INTRODUCTION TO VISUAL CULTURE

INTRODUCTION TO VISUAL CULTURE
Course Code
FS 1506
Credit Points
15
Course Coordinator
Dr J Stewart

Pre-requisites

None.

Co-requisites

None.

Notes

This is a compulsory course for entry into the Honours Film and Visual Culture programme.

Overview

What is Visual Culture? Over the last twenty years, the visual landscape has become digital, virtual, viral, and global. The image-as-object has disintegrated. The theatre-as-architecture has collapsed. Visual media have been mixed and re-mixed in the museum and online.
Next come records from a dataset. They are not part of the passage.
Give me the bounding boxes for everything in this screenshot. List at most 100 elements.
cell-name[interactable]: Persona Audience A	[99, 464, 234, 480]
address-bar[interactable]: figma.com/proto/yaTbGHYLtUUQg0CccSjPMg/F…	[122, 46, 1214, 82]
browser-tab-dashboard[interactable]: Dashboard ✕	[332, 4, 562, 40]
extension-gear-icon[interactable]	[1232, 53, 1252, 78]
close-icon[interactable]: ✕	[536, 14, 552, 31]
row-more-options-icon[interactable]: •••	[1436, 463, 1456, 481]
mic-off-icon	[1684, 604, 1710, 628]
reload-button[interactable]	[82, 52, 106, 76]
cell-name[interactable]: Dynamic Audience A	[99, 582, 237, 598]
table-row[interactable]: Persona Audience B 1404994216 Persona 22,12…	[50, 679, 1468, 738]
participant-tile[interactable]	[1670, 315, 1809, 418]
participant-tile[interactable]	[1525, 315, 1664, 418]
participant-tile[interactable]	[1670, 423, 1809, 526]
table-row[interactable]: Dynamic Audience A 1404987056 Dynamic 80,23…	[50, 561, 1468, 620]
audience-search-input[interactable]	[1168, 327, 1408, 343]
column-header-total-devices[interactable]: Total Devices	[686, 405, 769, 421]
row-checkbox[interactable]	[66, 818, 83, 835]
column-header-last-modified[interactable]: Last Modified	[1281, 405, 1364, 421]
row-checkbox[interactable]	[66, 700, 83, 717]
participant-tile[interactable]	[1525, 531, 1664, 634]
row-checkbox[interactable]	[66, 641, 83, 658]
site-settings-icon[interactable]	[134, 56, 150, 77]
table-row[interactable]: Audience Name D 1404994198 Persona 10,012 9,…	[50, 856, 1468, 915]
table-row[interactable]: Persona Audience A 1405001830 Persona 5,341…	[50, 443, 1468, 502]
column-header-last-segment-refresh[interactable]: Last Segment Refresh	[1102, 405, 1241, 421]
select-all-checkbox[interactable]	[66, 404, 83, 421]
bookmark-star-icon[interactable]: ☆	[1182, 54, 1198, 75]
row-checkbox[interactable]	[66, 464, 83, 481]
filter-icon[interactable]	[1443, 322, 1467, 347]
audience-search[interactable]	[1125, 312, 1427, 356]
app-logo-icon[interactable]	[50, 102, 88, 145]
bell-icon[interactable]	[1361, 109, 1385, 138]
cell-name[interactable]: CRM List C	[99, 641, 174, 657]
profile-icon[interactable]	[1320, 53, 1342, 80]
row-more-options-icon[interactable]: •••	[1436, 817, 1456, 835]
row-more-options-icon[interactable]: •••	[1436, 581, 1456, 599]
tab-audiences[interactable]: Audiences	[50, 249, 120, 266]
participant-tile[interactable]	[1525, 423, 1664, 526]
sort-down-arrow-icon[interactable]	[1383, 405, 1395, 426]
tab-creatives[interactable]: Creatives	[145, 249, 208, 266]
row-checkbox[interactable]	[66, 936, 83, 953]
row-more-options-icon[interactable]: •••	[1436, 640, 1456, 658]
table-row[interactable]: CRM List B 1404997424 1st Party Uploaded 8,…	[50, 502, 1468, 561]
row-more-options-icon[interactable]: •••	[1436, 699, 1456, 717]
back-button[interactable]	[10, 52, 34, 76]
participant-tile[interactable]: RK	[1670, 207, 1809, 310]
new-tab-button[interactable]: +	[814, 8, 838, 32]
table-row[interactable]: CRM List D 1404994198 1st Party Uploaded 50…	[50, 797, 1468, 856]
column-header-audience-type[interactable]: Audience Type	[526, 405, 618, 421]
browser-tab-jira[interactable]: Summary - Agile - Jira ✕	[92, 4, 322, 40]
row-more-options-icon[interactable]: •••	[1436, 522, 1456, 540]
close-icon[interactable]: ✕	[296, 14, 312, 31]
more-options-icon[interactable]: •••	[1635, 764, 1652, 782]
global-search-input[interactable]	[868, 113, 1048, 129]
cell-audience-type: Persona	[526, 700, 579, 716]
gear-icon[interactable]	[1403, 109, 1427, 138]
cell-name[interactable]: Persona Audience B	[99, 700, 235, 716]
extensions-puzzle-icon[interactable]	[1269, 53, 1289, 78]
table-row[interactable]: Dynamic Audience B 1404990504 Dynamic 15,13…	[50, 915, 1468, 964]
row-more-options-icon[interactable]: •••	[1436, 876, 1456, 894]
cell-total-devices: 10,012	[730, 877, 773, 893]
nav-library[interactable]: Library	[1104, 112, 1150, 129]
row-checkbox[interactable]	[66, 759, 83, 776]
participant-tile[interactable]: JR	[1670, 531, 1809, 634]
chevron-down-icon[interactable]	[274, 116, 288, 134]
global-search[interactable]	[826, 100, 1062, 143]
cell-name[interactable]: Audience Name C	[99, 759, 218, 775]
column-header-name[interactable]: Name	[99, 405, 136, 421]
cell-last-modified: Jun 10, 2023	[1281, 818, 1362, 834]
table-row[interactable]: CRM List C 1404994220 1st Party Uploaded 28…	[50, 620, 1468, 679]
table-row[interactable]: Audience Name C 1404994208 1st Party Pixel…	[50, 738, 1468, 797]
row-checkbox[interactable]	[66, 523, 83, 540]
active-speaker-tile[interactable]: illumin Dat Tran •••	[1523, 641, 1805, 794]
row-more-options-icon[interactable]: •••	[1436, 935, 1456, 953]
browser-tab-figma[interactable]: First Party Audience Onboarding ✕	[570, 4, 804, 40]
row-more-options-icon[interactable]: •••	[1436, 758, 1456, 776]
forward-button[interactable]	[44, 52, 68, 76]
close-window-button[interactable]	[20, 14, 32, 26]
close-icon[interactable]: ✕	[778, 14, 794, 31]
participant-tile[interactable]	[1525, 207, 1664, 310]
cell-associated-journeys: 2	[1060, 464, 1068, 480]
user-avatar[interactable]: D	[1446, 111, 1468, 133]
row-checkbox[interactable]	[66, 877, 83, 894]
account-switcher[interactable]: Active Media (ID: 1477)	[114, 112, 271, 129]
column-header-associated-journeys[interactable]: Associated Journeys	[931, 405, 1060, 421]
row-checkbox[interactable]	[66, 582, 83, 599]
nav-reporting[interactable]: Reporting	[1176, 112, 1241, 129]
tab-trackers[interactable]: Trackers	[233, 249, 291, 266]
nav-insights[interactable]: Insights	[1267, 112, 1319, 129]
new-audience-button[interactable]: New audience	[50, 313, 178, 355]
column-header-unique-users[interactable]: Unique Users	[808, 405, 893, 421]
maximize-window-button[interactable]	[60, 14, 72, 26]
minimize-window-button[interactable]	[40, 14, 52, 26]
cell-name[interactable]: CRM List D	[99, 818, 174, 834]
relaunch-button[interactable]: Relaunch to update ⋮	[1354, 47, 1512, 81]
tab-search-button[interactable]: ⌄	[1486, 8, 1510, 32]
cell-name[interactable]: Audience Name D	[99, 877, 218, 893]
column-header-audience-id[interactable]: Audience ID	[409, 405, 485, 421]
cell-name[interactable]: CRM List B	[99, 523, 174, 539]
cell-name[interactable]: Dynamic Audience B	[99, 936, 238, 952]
In turn, a vibrant cross-section of scholars and practitioners from Art History, Critical Theory, Cultural Studies, Anthropology, and Film Studies have responded, not only engaging contemporary image production and consumption, but also the foundations of visual knowledge: What is an image? What is vision? How and why do we look, gaze, and spectate? From the nomadic pathways of the digital archive to the embodied look that looks back, this course will introduce students to the key concepts and theories that shape this fluid field. We will engage film, video and mixed media from across the twentieth and twenty-first century, and texts by key theorists such as Walter Benjamin, Jacques Lacan, Gilles Deleuze, Frederic Jameson, Donna Haraway and Jean Baudrillard.

Structure

1 two-hour lecture/seminar per week, and 1 one-hour tutorial every two weeks, and a weekly three-hour screening.

Assessment

1st Attempt: Two 1,500-2,000 word essays (80%); Tutorial Assessment (20%).

Resit: 1 two-hour written examination (100%).

Formative Assessment

Short writing assignments will be submitted and discussed in tutorial groups.

Feedback

Written and/or oral feedback will be offered on short tutorial assignments (see above) and essays.